I recently returned from Vieques, Puerto Rico. I have had the blessing of being able to travel there for a week every year, a vacation with my sister, Dawn, sometimes with my niece and/or Mom. We have been heading there for the last 10 years. A treasure, as travel had been a challenge with Sean’s illness, my husband staying home so I could get away for a short time.

It is a beautiful place, lovely beaches, horses roaming free, it is as if time stood still for a few years or decades.

I thought Sean would love it here. Relaxed and carefree, I suspect he could have gotten along pretty well, at least for a while. The geographic cure can work, sometimes for a week, sometimes for years. Usually, though life and it’s complications catch up.

I once worked with a physician in New York, who after struggling with personal issues, made it to Vieques. He tended bar and made a new beginning. Life caught up with him there as well, his adventures now the subject of a book (autobiography)

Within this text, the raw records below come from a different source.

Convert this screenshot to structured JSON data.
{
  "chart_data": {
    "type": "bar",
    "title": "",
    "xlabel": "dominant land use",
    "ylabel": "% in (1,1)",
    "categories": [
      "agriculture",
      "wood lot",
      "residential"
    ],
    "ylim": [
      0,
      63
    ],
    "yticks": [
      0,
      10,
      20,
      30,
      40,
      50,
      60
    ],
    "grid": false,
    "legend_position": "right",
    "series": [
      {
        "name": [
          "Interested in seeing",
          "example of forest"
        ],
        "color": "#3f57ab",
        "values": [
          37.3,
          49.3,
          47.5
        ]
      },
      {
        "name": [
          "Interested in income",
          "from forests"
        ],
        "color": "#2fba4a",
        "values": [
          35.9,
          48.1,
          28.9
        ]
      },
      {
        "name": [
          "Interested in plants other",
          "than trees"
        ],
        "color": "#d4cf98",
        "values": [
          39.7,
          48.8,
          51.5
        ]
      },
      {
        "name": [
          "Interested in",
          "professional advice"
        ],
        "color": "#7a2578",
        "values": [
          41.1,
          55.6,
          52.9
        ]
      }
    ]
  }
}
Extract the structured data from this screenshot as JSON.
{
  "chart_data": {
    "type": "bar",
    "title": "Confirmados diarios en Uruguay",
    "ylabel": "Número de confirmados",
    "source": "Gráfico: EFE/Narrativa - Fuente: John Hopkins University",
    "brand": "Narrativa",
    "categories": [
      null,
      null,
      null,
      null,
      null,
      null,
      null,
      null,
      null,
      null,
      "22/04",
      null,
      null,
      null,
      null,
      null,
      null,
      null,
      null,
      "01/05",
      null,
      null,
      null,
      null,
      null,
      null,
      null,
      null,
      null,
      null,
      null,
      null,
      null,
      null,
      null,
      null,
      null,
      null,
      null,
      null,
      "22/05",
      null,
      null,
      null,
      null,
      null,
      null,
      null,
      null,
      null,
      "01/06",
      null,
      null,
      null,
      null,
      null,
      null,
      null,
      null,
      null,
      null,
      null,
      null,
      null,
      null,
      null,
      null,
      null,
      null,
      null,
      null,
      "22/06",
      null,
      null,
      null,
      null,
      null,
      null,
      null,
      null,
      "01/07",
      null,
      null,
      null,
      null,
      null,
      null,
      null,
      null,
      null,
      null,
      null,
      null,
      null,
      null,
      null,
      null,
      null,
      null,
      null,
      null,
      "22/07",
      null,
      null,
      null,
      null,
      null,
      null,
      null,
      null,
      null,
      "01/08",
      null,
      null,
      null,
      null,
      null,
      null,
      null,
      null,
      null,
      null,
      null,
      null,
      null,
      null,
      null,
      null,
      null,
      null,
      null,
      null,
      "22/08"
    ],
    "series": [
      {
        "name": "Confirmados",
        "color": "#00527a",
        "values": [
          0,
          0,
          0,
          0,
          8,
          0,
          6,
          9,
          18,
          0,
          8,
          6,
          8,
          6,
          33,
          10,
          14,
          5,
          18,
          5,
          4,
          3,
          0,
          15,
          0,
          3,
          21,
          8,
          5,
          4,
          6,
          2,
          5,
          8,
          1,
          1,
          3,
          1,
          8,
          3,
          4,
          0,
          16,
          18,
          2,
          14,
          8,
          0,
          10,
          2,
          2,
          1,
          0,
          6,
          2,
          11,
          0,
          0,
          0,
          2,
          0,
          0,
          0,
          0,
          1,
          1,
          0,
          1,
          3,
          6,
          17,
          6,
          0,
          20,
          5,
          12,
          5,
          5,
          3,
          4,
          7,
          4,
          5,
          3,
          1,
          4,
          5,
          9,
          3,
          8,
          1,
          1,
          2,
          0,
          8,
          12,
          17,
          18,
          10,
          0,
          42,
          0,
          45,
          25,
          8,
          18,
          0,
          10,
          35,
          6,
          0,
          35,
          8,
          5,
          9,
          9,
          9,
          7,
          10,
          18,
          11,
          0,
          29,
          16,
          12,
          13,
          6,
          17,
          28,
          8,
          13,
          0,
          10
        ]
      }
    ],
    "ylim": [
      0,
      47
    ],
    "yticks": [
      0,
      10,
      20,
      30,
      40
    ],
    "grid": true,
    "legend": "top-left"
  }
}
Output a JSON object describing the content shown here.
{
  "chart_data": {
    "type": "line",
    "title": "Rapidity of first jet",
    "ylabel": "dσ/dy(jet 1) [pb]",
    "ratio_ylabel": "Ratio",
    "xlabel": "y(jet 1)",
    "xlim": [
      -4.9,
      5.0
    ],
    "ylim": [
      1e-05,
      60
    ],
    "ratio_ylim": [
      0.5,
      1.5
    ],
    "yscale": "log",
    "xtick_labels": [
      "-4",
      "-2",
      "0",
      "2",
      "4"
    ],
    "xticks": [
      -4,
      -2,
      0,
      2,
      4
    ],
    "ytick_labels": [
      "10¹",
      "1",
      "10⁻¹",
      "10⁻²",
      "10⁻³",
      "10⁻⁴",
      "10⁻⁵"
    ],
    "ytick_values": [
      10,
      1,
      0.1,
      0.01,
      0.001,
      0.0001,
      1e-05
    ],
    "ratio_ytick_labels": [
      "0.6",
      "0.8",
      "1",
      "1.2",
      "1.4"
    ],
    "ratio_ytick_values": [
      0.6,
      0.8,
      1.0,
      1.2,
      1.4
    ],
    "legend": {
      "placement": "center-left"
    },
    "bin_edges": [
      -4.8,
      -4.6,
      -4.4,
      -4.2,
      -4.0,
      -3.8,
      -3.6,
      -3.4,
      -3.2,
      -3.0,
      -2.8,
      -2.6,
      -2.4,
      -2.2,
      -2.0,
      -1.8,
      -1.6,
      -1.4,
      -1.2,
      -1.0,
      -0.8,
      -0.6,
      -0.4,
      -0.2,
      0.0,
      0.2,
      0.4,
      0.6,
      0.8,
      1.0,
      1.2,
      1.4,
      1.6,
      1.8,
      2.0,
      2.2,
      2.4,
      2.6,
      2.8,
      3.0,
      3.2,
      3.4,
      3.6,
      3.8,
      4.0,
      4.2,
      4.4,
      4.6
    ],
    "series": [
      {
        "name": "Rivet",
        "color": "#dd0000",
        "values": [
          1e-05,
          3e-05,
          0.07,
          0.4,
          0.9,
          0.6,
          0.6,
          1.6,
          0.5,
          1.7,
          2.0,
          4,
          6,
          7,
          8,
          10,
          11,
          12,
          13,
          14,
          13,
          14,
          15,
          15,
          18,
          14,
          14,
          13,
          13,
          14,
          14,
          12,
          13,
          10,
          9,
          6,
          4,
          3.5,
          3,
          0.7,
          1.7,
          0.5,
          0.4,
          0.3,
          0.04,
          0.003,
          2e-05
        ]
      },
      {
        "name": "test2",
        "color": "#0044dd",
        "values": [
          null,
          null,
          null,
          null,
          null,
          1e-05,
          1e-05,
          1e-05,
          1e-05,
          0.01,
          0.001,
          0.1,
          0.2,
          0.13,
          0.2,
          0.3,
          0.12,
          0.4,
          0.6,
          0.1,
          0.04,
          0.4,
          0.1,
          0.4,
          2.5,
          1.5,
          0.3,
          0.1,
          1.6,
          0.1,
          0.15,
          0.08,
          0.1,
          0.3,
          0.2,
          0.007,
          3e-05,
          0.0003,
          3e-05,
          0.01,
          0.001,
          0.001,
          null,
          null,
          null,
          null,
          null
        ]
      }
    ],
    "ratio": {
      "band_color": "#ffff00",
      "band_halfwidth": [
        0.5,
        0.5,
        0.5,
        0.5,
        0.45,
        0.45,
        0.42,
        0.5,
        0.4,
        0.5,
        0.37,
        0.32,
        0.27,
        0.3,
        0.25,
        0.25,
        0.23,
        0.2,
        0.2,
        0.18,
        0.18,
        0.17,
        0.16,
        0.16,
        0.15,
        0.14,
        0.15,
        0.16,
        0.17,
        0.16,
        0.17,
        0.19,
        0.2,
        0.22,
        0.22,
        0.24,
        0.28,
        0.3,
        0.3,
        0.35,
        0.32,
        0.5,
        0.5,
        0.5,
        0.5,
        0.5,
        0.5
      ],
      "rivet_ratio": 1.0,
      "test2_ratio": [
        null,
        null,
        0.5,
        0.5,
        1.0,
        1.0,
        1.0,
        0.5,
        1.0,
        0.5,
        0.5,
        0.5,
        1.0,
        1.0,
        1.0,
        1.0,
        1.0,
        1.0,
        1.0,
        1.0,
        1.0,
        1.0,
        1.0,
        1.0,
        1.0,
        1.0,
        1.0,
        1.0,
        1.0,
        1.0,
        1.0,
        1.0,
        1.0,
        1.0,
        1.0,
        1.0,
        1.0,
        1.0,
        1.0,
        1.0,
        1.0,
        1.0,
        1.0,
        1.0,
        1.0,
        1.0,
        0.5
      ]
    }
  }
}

One morning, our little gang (Mom, Dawn, niece and I) arrived at a remote beach. You have to travel a pretty challenging road, with a four- wheel drive to get to Navio beach. It is one of our favorites. An exposed beach, plenty of surf and caves to explore. One time, we met a young man, doing yoga on the beach. His beat- up van was nearby, likely his camp for the night. He was getting ready for the day, yoga and a swim. He had long hair, no clothing on, and seemed very relaxed and happy. My Mom said, “Wow, he is a great swimmer”.  My sister and I looked at each other, smiled and thought “Sean”.

I didn’t want to bring Sean to Vieques, I thought he would be lost forever. A vagabond for good. I knew the medical facilities weren’t great, especially the mental health care. Sean spoke some Spanish, maybe enough to get around, I don’t know.

The idea of him being lost was terrifying. It was something I worked through in therapy, I could cope with him being out of contact with our family, if I knew he was well. I knew some people with substance use and mental health struggles needed to be away from their family of origin to become well.  A chance to find a chosen family.  It certainly was preferable to an overdose death.

So Sean lives on, in our hearts and minds, and in some, their real-life organs (his heart, liver and kidneys). A vagabond forever.